If your patient has been injured in an auto accident, there’s a good chance he/she will be required to submit to an “independent medical examination” (IME). As your patient’s treating physician, you are in a position to help minimize the trauma of this inherently threatening experience.
You are probably well aware that many people are apprehensive of being examined even by physicians whose job is to care for them. You can imagine the anxiety which must accompany your patient’s surrendering his/her personal, physical and medical privacy to the scrutiny of one or two medical professionals whose job is to examine him/her with cold detachment, if not skepticism.
In our part of the world, doctors performing IME’s range from those who display scrupulous intellectual honesty, to those who go out of their way to find in favor of the insurance company’s position if at all possible, to those rare individuals who so lack independence as to be singled out in published legal opinions as bordering on being intellectually dishonest. Whatever the content of the opinion eventually rendered, it’s no secret that insurance companies do not hire their IME doctors for their bedside manner. How can you help your patient through this experience?
We believe part of our job as counsel for someone with a personal injury claim is to prepare them for this experience. Your awareness of these basic guidelines will enable you to reinforce such counsel, or fill the gap for patients who may not have received such counsel.
The examining doctor will probably he a specialist for the type of injury the person has suffered and will probably have performed many such exams for defense attorneys and insurance companies. Your patient or his/her attorney is entitled to a copy of the examiner’s report and should ask for one as soon as it becomes available.
The patient should he prompt, courteous and friendly and should try not to show any resentment, with the process or impatience if made to wait. Maintaining one’s “cool” is important, since negative reactions may be recorded and/or reflected adversely in the examining doctor’s report. At the same time, abuse should not be tolerated.
In California, patients have an absolute right to bring a witness (a spouse or friend of the same gender) into the examining room. Oregon examinees are advised to bring someone along who will, in most cases, be allowed in.
The attitude, professionalism and manner of IME doctors run the gamut. Patients should be reminded that these doctors have no economic or professional incentive to be nice to them.

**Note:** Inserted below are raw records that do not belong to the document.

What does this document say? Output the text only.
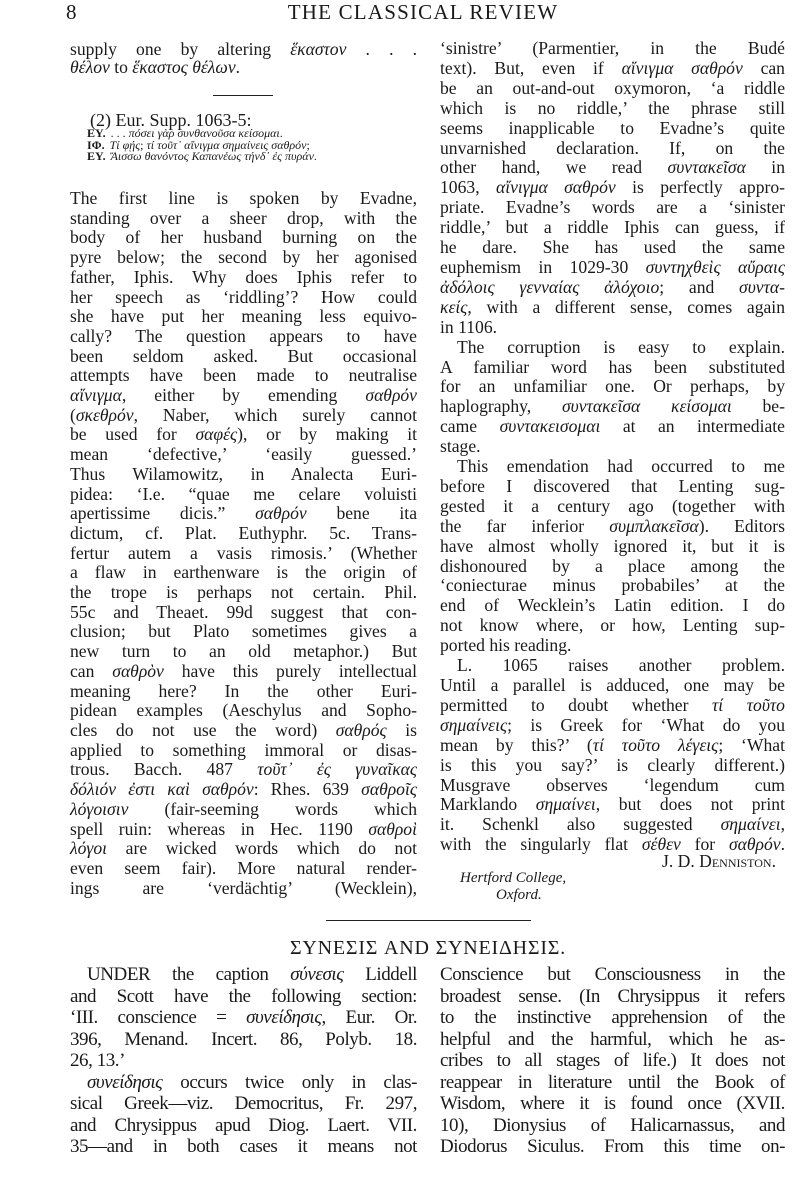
8	THE CLASSICAL REVIEW
supply one by altering ἕκαστον . . .
θέλον to ἕκαστος θέλων.
(2) Eur. Supp. 1063-5:
ΕΥ. . . . πόσει γὰρ συνθανοῦσα κείσομαι.
ΙΦ. Τί φῄς; τί τοῦτ᾽ αἴνιγμα σημαίνεις σαθρόν;
ΕΥ. Ἄισσω θανόντος Καπανέως τήνδ᾽ ἐς πυράν.
The first line is spoken by Evadne,
standing over a sheer drop, with the
body of her husband burning on the
pyre below; the second by her agonised
father, Iphis. Why does Iphis refer to
her speech as ‘riddling’? How could
she have put her meaning less equivo-
cally? The question appears to have
been seldom asked. But occasional
attempts have been made to neutralise
αἴνιγμα, either by emending σαθρόν
(σκεθρόν, Naber, which surely cannot
be used for σαφές), or by making it
mean ‘defective,’ ‘easily guessed.’
Thus Wilamowitz, in Analecta Euri-
pidea: ‘I.e. “quae me celare voluisti
apertissime dicis.” σαθρόν bene ita
dictum, cf. Plat. Euthyphr. 5c. Trans-
fertur autem a vasis rimosis.’ (Whether
a flaw in earthenware is the origin of
the trope is perhaps not certain. Phil.
55c and Theaet. 99d suggest that con-
clusion; but Plato sometimes gives a
new turn to an old metaphor.) But
can σαθρὸν have this purely intellectual
meaning here? In the other Euri-
pidean examples (Aeschylus and Sopho-
cles do not use the word) σαθρός is
applied to something immoral or disas-
trous. Bacch. 487 τοῦτ᾽ ἐς γυναῖκας
δόλιόν ἐστι καὶ σαθρόν: Rhes. 639 σαθροῖς
λόγοισιν (fair-seeming words which
spell ruin: whereas in Hec. 1190 σαθροὶ
λόγοι are wicked words which do not
even seem fair). More natural render-
ings are ‘verdächtig’ (Wecklein),
‘sinistre’ (Parmentier, in the Budé
text). But, even if αἴνιγμα σαθρόν can
be an out-and-out oxymoron, ‘a riddle
which is no riddle,’ the phrase still
seems inapplicable to Evadne’s quite
unvarnished declaration. If, on the
other hand, we read συντακεῖσα in
1063, αἴνιγμα σαθρόν is perfectly appro-
priate. Evadne’s words are a ‘sinister
riddle,’ but a riddle Iphis can guess, if
he dare. She has used the same
euphemism in 1029-30 συντηχθεὶς αὔραις
ἀδόλοις γενναίας ἀλόχοιο; and συντα-
κείς, with a different sense, comes again
in 1106.
The corruption is easy to explain.
A familiar word has been substituted
for an unfamiliar one. Or perhaps, by
haplography, συντακεῖσα κείσομαι be-
came συντακεισομαι at an intermediate
stage.
This emendation had occurred to me
before I discovered that Lenting sug-
gested it a century ago (together with
the far inferior συμπλακεῖσα). Editors
have almost wholly ignored it, but it is
dishonoured by a place among the
‘coniecturae minus probabiles’ at the
end of Wecklein’s Latin edition. I do
not know where, or how, Lenting sup-
ported his reading.
L. 1065 raises another problem.
Until a parallel is adduced, one may be
permitted to doubt whether τί τοῦτο
σημαίνεις; is Greek for ‘What do you
mean by this?’ (τί τοῦτο λέγεις; ‘What
is this you say?’ is clearly different.)
Musgrave observes ‘legendum cum
Marklando σημαίνει, but does not print
it. Schenkl also suggested σημαίνει,
with the singularly flat σέθεν for σαθρόν.
J. D. Denniston.
Hertford College,
Oxford.
ΣΥΝΕΣΙΣ AND ΣΥΝΕΙΔΗΣΙΣ.
UNDER the caption σύνεσις Liddell
and Scott have the following section:
‘III. conscience = συνείδησις, Eur. Or.
396, Menand. Incert. 86, Polyb. 18.
26, 13.’
συνείδησις occurs twice only in clas-
sical Greek—viz. Democritus, Fr. 297,
and Chrysippus apud Diog. Laert. VII.
35—and in both cases it means not
Conscience but Consciousness in the
broadest sense. (In Chrysippus it refers
to the instinctive apprehension of the
helpful and the harmful, which he as-
cribes to all stages of life.) It does not
reappear in literature until the Book of
Wisdom, where it is found once (XVII.
10), Dionysius of Halicarnassus, and
Diodorus Siculus. From this time on-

Patients should not be tempted to go into detail about how the accident happened. The doctor’s job is to perform a physical exam to verify or refute claimed injuries/medical problems, not to get into how the accident occurred. Nonetheless, the doctor may ask many such questions. Patients should say as little as possible and be as general as possible since whatever they say may be noted and interpreted against them later. In fact, answers to all questions should be kept to a simple minimum. Patients should not get “chatty,” as their extra comments will probably be misconstrued in a way that is ultimately harmful. Patents should be prepared to answer questions about their past medical history, especially other injuries before and since the accident.

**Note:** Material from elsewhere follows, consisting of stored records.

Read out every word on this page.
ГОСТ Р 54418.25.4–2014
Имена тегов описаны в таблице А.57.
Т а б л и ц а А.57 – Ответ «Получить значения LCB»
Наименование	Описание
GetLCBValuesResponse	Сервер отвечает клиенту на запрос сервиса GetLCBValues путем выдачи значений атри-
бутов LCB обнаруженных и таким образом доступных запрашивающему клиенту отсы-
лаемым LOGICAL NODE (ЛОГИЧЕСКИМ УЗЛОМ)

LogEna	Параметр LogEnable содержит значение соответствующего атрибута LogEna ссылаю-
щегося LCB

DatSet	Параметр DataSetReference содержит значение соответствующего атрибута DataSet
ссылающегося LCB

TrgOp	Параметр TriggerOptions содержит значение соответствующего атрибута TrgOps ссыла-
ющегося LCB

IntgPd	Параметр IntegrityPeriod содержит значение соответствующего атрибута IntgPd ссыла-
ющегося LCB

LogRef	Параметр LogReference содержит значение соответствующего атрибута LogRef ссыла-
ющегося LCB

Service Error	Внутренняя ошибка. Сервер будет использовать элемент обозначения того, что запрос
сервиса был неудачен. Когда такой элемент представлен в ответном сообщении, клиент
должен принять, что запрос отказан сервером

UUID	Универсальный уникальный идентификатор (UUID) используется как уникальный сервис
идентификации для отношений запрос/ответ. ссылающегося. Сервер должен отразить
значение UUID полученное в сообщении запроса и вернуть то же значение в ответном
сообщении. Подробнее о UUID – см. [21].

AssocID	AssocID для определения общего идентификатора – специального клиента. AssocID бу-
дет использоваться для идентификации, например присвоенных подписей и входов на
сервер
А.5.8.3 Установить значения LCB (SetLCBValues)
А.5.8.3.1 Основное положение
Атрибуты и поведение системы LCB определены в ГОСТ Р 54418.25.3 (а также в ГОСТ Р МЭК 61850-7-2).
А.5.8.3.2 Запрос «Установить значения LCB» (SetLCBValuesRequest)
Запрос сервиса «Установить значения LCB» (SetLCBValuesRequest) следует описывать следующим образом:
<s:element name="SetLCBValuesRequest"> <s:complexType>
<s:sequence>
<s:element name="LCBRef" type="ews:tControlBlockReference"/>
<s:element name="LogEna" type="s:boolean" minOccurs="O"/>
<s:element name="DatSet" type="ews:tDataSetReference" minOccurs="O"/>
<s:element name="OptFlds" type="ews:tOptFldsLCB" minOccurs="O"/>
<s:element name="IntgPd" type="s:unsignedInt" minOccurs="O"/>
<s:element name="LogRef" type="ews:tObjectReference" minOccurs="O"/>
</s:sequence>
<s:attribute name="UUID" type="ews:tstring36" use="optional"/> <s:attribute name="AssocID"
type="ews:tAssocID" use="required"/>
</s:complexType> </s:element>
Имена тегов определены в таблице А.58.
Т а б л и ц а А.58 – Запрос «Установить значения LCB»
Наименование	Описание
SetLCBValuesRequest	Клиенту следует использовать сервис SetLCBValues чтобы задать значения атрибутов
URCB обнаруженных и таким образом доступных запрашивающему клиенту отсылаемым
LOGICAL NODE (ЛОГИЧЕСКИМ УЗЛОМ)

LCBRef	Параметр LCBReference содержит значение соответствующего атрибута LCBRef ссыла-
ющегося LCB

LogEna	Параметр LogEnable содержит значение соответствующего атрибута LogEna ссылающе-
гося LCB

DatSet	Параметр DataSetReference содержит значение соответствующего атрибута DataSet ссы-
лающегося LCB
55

Patients should be sure to tell the examiner all their present symptoms, everything they are feeling. They should tell about all the accident injuries and resulting symptoms, but if something no longer hurts, they should tell the doctor that too.
Most importantly, patients should present their symptoms accurately, without exaggeration. They should not, for example, limp to impress the doctor with how much pain they are feeling, unless they cannot walk without a limp. On the other hand, since the effects of restricted activity and regular treatment may temporarily diminish the pain which genuinely indicates persisting injuries, patients might be advised to limit treatment and attempt normal activities in the days prior to the exam, if it would help to give the examining doctor a more accurate picture of their true physical condition.

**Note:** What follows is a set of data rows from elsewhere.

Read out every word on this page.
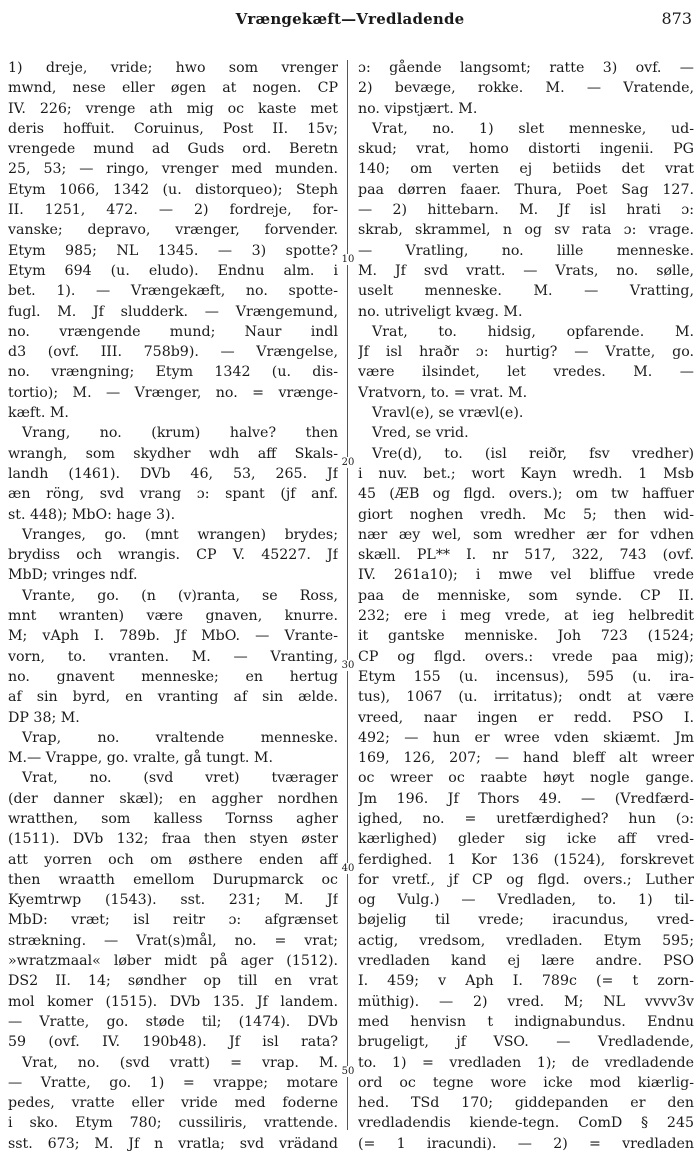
Vrængekæft—Vredladende	873
1) dreje, vride; hwo som vrenger
mwnd, nese eller øgen at nogen. CP
IV. 226; vrenge ath mig oc kaste met
deris hoffuit. Coruinus, Post II. 15v;
vrengede mund ad Guds ord. Beretn
25, 53; — ringo, vrenger med munden.
Etym 1066, 1342 (u. distorqueo); Steph
II. 1251, 472. — 2) fordreje, for-
vanske; depravo, vrænger, forvender.
Etym 985; NL 1345. — 3) spotte?
Etym 694 (u. eludo). Endnu alm. i
bet. 1). — Vrængekæft, no. spotte-
fugl. M. Jf sludderk. — Vrængemund,
no. vrængende mund; Naur indl
d3 (ovf. III. 758b9). — Vrængelse,
no. vrængning; Etym 1342 (u. dis-
tortio); M. — Vrænger, no. = vrænge-
kæft. M.
Vrang, no. (krum) halve? then
wrangh, som skydher wdh aff Skals-
landh (1461). DVb 46, 53, 265. Jf
æn röng, svd vrang ɔ: spant (jf anf.
st. 448); MbO: hage 3).
Vranges, go. (mnt wrangen) brydes;
brydiss och wrangis. CP V. 45227. Jf
MbD; vringes ndf.
Vrante, go. (n (v)ranta, se Ross,
mnt wranten) være gnaven, knurre.
M; vAph I. 789b. Jf MbO. — Vrante-
vorn, to. vranten. M. — Vranting,
no. gnavent menneske; en hertug
af sin byrd, en vranting af sin ælde.
DP 38; M.
Vrap, no. vraltende menneske.
M.— Vrappe, go. vralte, gå tungt. M.
Vrat, no. (svd vret) tværager
(der danner skæl); en aggher nordhen
wratthen, som kalless Tornss agher
(1511). DVb 132; fraa then styen øster
att yorren och om østhere enden aff
then wraatth emellom Durupmarck oc
Kyemtrwp (1543). sst. 231; M. Jf
MbD: vræt; isl reitr ɔ: afgrænset
strækning. — Vrat(s)mål, no. = vrat;
»wratzmaal« løber midt på ager (1512).
DS2 II. 14; søndher op till en vrat
mol komer (1515). DVb 135. Jf landem.
— Vratte, go. støde til; (1474). DVb
59 (ovf. IV. 190b48). Jf isl rata?
Vrat, no. (svd vratt) = vrap. M.
— Vratte, go. 1) = vrappe; motare
pedes, vratte eller vride med foderne
i sko. Etym 780; cussiliris, vrattende.
sst. 673; M. Jf n vratla; svd vrädand
ɔ: gående langsomt; ratte 3) ovf. —
2) bevæge, rokke. M. — Vratende,
no. vipstjært. M.
Vrat, no. 1) slet menneske, ud-
skud; vrat, homo distorti ingenii. PG
140; om verten ej betiids det vrat
paa dørren faaer. Thura, Poet Sag 127.
— 2) hittebarn. M. Jf isl hrati ɔ:
skrab, skrammel, n og sv rata ɔ: vrage.
— Vratling, no. lille menneske.
M. Jf svd vratt. — Vrats, no. sølle,
uselt menneske. M. — Vratting,
no. utriveligt kvæg. M.
Vrat, to. hidsig, opfarende. M.
Jf isl hraðr ɔ: hurtig? — Vratte, go.
være ilsindet, let vredes. M. —
Vratvorn, to. = vrat. M.
Vravl(e), se vrævl(e).
Vred, se vrid.
Vre(d), to. (isl reiðr, fsv vredher)
i nuv. bet.; wort Kayn wredh. 1 Msb
45 (ÆB og flgd. overs.); om tw haffuer
giort noghen vredh. Mc 5; then wid-
nær æy wel, som wredher ær for vdhen
skæll. PL** I. nr 517, 322, 743 (ovf.
IV. 261a10); i mwe vel bliffue vrede
paa de menniske, som synde. CP II.
232; ere i meg vrede, at ieg helbredit
it gantske menniske. Joh 723 (1524;
CP og flgd. overs.: vrede paa mig);
Etym 155 (u. incensus), 595 (u. ira-
tus), 1067 (u. irritatus); ondt at være
vreed, naar ingen er redd. PSO I.
492; — hun er wree vden skiæmt. Jm
169, 126, 207; — hand bleff alt wreer
oc wreer oc raabte høyt nogle gange.
Jm 196. Jf Thors 49. — (Vredfærd-
ighed, no. = uretfærdighed? hun (ɔ:
kærlighed) gleder sig icke aff vred-
ferdighed. 1 Kor 136 (1524), forskrevet
for vretf., jf CP og flgd. overs.; Luther
og Vulg.) — Vredladen, to. 1) til-
bøjelig til vrede; iracundus, vred-
actig, vredsom, vredladen. Etym 595;
vredladen kand ej lære andre. PSO
I. 459; v Aph I. 789c (= t zorn-
müthig). — 2) vred. M; NL vvvv3v
med henvisn t indignabundus. Endnu
brugeligt, jf VSO. — Vredladende,
to. 1) = vredladen 1); de vredladende
ord oc tegne wore icke mod kiærlig-
hed. TSd 170; giddepanden er den
vredladendis kiende-tegn. ComD § 245
(= 1 iracundi). — 2) = vredladen
10
20
30
40
50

Patients should not submit to new x-rays or other such medical tests (beyond temperature and blood pressure) without checking with their attorney.
Noting the exact times they arrived, when they were called to the examining room, when the exam began and was completed, etc., may prove useful later in rebutting claims of a “lengthy and thorough” exam. Also, as soon as possible after the exam, patients should jot down all they can remember of what the doctor asked, what they answered, what the doctor did, how long they waited, how they felt, etc. The patient should give this report to his/her attorney to be read alongside the IME report.
Basically, patients should know the examining doctor is not there to treat them or to be helpful or friendly; and that the patient’s job is to be honest and cooperative.
Finally, it would be helpful to your patient if you told him/her that you would like to see a copy of the IME report. Your interest would not only be encouraging, but also, if your views differ from the examining doctor, may be useful as rebuttal evidence, especially if you have seen the patient around the time of the IME. In your role as treating doctor, you can be of invaluable emotional and evidentiary assistance.